402, To you, then, earnest though unconfirmed Christians, we shall henceforward speak of the canon; to you, who read with reverence what you acknowledge of the Scriptures, and who wish with an upright heart to serve the living and true God according to His Word, and to wait for His Son Jesus from heaven, who will soon judge the living and the dead by that Word. We appeal to that part of the Scriptures which you acknowledge and revere, and from this our arguments will be taken.
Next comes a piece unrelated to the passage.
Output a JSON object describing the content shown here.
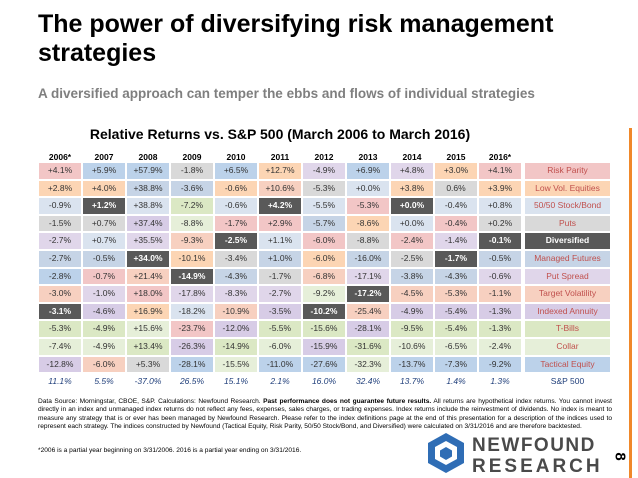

403. Let it be carefully noted, we are not here taking the question for granted; nor shall we attempt to establish it by anything contained in itself. When we appeal to the faith to justify the canon in all its parts, when we avail ourselves for this purpose of a positive dogma, when we draw this dogma from the New Testament, reduced, if you please, to narrower dimensions, we by no means place the Christian reader in an illogical circle, since this positive dogma is given us by a part of the Scriptures that none of the adversaries of the canon have ever called in question; not even Marcion, nor Basilides, nor Heracleon, nor Ptolemy; not even, in our own day, the Tubingen school. Moreover, we shall confirm its sense and value by the conduct of God during all the ages of His antecedent revelations, and by.an assemblage of striking and incontestable facts.

Yet, before expounding this doctrine of the canon, and passing in this manner from the method of science to that of faith, it will be desirable to compare in some points these two sources of information, and the two kinds of conviction they are fitted to produce.